PART has members from a five-county area that includes Alamance, Davidson, Forsyth, Guilford, and Randolph Counties. The Quaker meeting also played an important role in the county's European settlement. Numerous Quakers still live in the county. New Garden Friends Meeting, established in 1754 and affiliated for the first time to a Pennsylvania meeting, still operates in Greensboro.
In 1808, the city of Greensboro replaced the village of Guilford Court House as the county seat. It had a more central location, so it was a better location for travelers of the time. The county was the site of the first industrial developments, namely Mt. Hecla Cotton Mill, established in 1818 as one of the first cotton mills in the state.
Initially operated by hydraulic power, the mill was reconditioned to run on steam, and was one of the first examples in the state of the use of steam energy for manufacturing. In 1873, Bennett College was founded in the basement of the Warnersville Methodist Episcopal Church (now St. Matthew Methodist Church) with 70 African American students of both sexes. In 1926, the school became a women-only university, as it is today.

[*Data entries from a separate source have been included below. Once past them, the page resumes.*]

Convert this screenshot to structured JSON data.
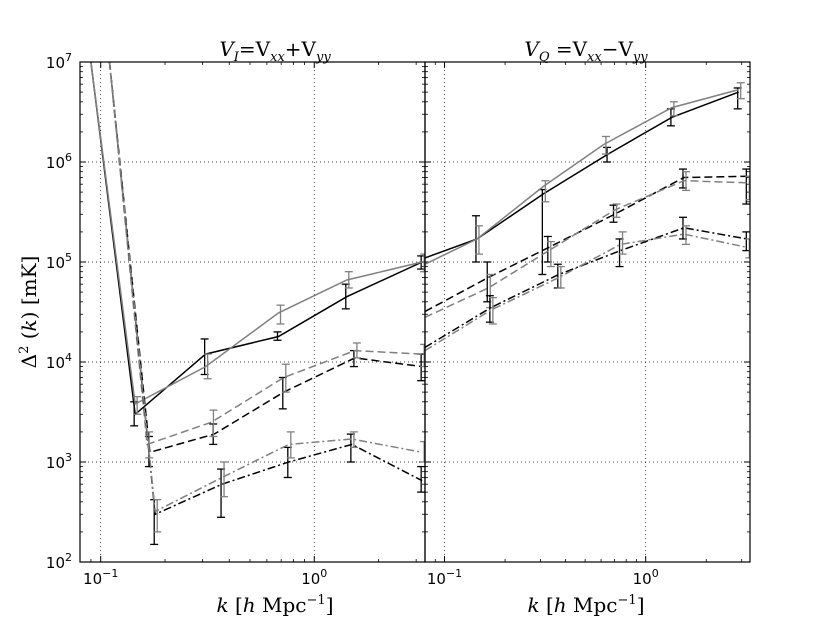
{
  "chart_data": [
    {
      "type": "line",
      "panel": "left",
      "title": "V_I = V_xx + V_yy",
      "title_parts": [
        "V",
        "I",
        "=V",
        "xx",
        "+V",
        "yy"
      ],
      "xlabel": "k [h Mpc^-1]",
      "xlabel_parts": [
        "k",
        " [",
        "h",
        " Mpc",
        "−1",
        "]"
      ],
      "ylabel": "Δ^2 (k) [mK]",
      "ylabel_parts": [
        "Δ",
        "2",
        " (",
        "k",
        ") [mK]"
      ],
      "xscale": "log",
      "yscale": "log",
      "xlim": [
        0.08,
        3.3
      ],
      "ylim": [
        100,
        10000000
      ],
      "x_ticks": [
        {
          "value": 0.1,
          "base": "10",
          "exp": "−1"
        },
        {
          "value": 1,
          "base": "10",
          "exp": "0"
        }
      ],
      "y_ticks": [
        {
          "value": 100,
          "base": "10",
          "exp": "2"
        },
        {
          "value": 1000,
          "base": "10",
          "exp": "3"
        },
        {
          "value": 10000,
          "base": "10",
          "exp": "4"
        },
        {
          "value": 100000,
          "base": "10",
          "exp": "5"
        },
        {
          "value": 1000000,
          "base": "10",
          "exp": "6"
        },
        {
          "value": 10000000,
          "base": "10",
          "exp": "7"
        }
      ],
      "grid": true,
      "series": [
        {
          "name": "black solid",
          "color": "#000000",
          "dash": "solid",
          "x": [
            0.09,
            0.145,
            0.31,
            0.68,
            1.42,
            3.2
          ],
          "y": [
            10000000,
            3000,
            12000,
            18000,
            45000,
            100000
          ],
          "err_low": [
            null,
            2300,
            7500,
            16500,
            34000,
            85000
          ],
          "err_high": [
            null,
            4000,
            17000,
            20000,
            60000,
            115000
          ]
        },
        {
          "name": "gray solid",
          "color": "#808080",
          "dash": "solid",
          "x": [
            0.09,
            0.145,
            0.31,
            0.68,
            1.42,
            3.2
          ],
          "y": [
            10000000,
            3800,
            9000,
            31000,
            66000,
            100000
          ],
          "err_low": [
            null,
            3000,
            6800,
            24000,
            55000,
            80000
          ],
          "err_high": [
            null,
            4500,
            12000,
            37000,
            80000,
            120000
          ]
        },
        {
          "name": "black dashed",
          "color": "#000000",
          "dash": "dashed",
          "x": [
            0.11,
            0.17,
            0.34,
            0.72,
            1.55,
            3.2
          ],
          "y": [
            10000000,
            1250,
            1900,
            5000,
            11000,
            9000
          ],
          "err_low": [
            null,
            900,
            1500,
            3400,
            9000,
            6500
          ],
          "err_high": [
            null,
            1800,
            2400,
            7000,
            13000,
            12000
          ]
        },
        {
          "name": "gray dashed",
          "color": "#808080",
          "dash": "dashed",
          "x": [
            0.11,
            0.165,
            0.33,
            0.72,
            1.55,
            3.2
          ],
          "y": [
            10000000,
            1500,
            2500,
            7000,
            13000,
            12000
          ],
          "err_low": [
            null,
            1100,
            1800,
            5000,
            11000,
            9000
          ],
          "err_high": [
            null,
            2000,
            3300,
            9500,
            15500,
            15000
          ]
        },
        {
          "name": "black dash-dot",
          "color": "#000000",
          "dash": "dashdot",
          "x": [
            0.11,
            0.18,
            0.37,
            0.76,
            1.5,
            3.2
          ],
          "y": [
            10000000,
            300,
            600,
            1000,
            1500,
            650
          ],
          "err_low": [
            null,
            150,
            280,
            700,
            1000,
            500
          ],
          "err_high": [
            null,
            420,
            850,
            1400,
            1900,
            900
          ]
        },
        {
          "name": "gray dash-dot",
          "color": "#808080",
          "dash": "dashdot",
          "x": [
            0.11,
            0.18,
            0.37,
            0.76,
            1.5,
            3.2
          ],
          "y": [
            10000000,
            320,
            700,
            1500,
            1700,
            1250
          ],
          "err_low": [
            null,
            200,
            450,
            1100,
            1400,
            1000
          ],
          "err_high": [
            null,
            420,
            1000,
            2000,
            2000,
            1600
          ]
        }
      ]
    },
    {
      "type": "line",
      "panel": "right",
      "title": "V_Q = V_xx − V_yy",
      "title_parts": [
        "V",
        "Q",
        " =V",
        "xx",
        "−V",
        "yy"
      ],
      "xlabel": "k [h Mpc^-1]",
      "xlabel_parts": [
        "k",
        " [",
        "h",
        " Mpc",
        "−1",
        "]"
      ],
      "xscale": "log",
      "yscale": "log",
      "xlim": [
        0.08,
        3.3
      ],
      "ylim": [
        100,
        10000000
      ],
      "x_ticks": [
        {
          "value": 0.1,
          "base": "10",
          "exp": "−1"
        },
        {
          "value": 1,
          "base": "10",
          "exp": "0"
        }
      ],
      "grid": true,
      "series": [
        {
          "name": "black solid",
          "color": "#000000",
          "dash": "solid",
          "x": [
            0.08,
            0.145,
            0.31,
            0.65,
            1.35,
            2.9
          ],
          "y": [
            110000,
            170000,
            480000,
            1200000,
            2800000,
            5000000
          ],
          "err_low": [
            null,
            100000,
            75000,
            1000000,
            2300000,
            3400000
          ],
          "err_high": [
            null,
            290000,
            530000,
            1400000,
            3400000,
            5500000
          ]
        },
        {
          "name": "gray solid",
          "color": "#808080",
          "dash": "solid",
          "x": [
            0.08,
            0.145,
            0.31,
            0.62,
            1.35,
            2.9
          ],
          "y": [
            95000,
            170000,
            570000,
            1500000,
            3500000,
            5300000
          ],
          "err_low": [
            null,
            120000,
            400000,
            1200000,
            2900000,
            4300000
          ],
          "err_high": [
            null,
            230000,
            650000,
            1800000,
            4000000,
            6200000
          ]
        },
        {
          "name": "black dashed",
          "color": "#000000",
          "dash": "dashed",
          "x": [
            0.08,
            0.165,
            0.33,
            0.7,
            1.55,
            3.2
          ],
          "y": [
            32000,
            70000,
            140000,
            300000,
            700000,
            720000
          ],
          "err_low": [
            null,
            40000,
            100000,
            250000,
            550000,
            380000
          ],
          "err_high": [
            null,
            100000,
            180000,
            370000,
            850000,
            850000
          ]
        },
        {
          "name": "gray dashed",
          "color": "#808080",
          "dash": "dashed",
          "x": [
            0.08,
            0.165,
            0.33,
            0.7,
            1.55,
            3.2
          ],
          "y": [
            28000,
            55000,
            130000,
            330000,
            650000,
            620000
          ],
          "err_low": [
            null,
            35000,
            90000,
            280000,
            520000,
            420000
          ],
          "err_high": [
            null,
            75000,
            160000,
            380000,
            800000,
            720000
          ]
        },
        {
          "name": "black dash-dot",
          "color": "#000000",
          "dash": "dashdot",
          "x": [
            0.08,
            0.17,
            0.37,
            0.75,
            1.55,
            3.2
          ],
          "y": [
            14000,
            35000,
            75000,
            130000,
            220000,
            170000
          ],
          "err_low": [
            null,
            25000,
            55000,
            90000,
            170000,
            130000
          ],
          "err_high": [
            null,
            46000,
            95000,
            170000,
            280000,
            200000
          ]
        },
        {
          "name": "gray dash-dot",
          "color": "#808080",
          "dash": "dashdot",
          "x": [
            0.08,
            0.17,
            0.37,
            0.75,
            1.55,
            3.2
          ],
          "y": [
            13000,
            33000,
            70000,
            150000,
            190000,
            140000
          ],
          "err_low": [
            null,
            24000,
            55000,
            120000,
            150000,
            110000
          ],
          "err_high": [
            null,
            44000,
            90000,
            200000,
            230000,
            170000
          ]
        }
      ]
    }
  ]
}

In 1891, Greensboro was selected to host a land-grant institution for African Americans, the Agricultural and Mechanical College for the Colored Race, now known as North Carolina State Agricultural and Technical University. It was the second university in the country established under the Federal Morrill Act of 1890 and was the first state-backed school for people of color in North Carolina. A darker racial incident in 1979 was called the Greensboro massacre. In this incident, the predominantly African-American Communist Workers Party (CWP) led a protest march against the Ku Klux Klan and other white supremacist groups through a black neighborhood in southeastern Greensboro.
They were attacked and shot by members of the KKK and the American Nazi Party; five of the Communist Party protesters were killed and seven injured in the attack. In 1980, the case attracted renewed national attention when the six defendants accused of shooting were found innocent by a white jury. None of the people involved in this shooting, from either party, were citizens of Guilford County; they simply chose the county seat of Greensboro as their meeting point. In 1985, families and friends of victims won a civil case for damages against the city police department and other officials for failing to protect African Americans; money was paid to the Greensboro Justice Center.
In the US, the county has a total area of 658 square miles (1,700 km), of which 646 square miles (1,670 km) is land and 12 square miles (31 km (1.8%) is water. The county is partly drained by the Deep and Haw Rivers. In the county, the population was distributed, with 23.70% under the age of 18, 11.00% from 18 to 24 years, 31.40% from 25 to 44, 22.10% from 45 to 64 and 11.80% aged 65 or over. The average age was 35 years.
For every 100 females, there were 92.00 males. For every 100 females aged 18 and over, there were 88.60 males. Guilford County Sheriff elected every four years by countywide vote. Funded by the Guilford County Board of Commissioners, the county government provides some administrative support.
Guilford County is a member of the Regional Council of Governments of the Piedmont Triad. In the early 1840s, the state government designated Greensboro as one of the stops for a new railway line, at the request of Governor John Motley Morehead, whose home, Blandwood, was in Greensboro. Greensboro has two major public research universities, North Carolina A%26T State University, a historically black university established in the late 19th century, and the University of North Carolina at Greensboro. Later known as the Greensboro Four, the four young men sat at a white-only lunch counter at the Woolworth's store in downtown Greensboro and asked to be served after buying items from the store.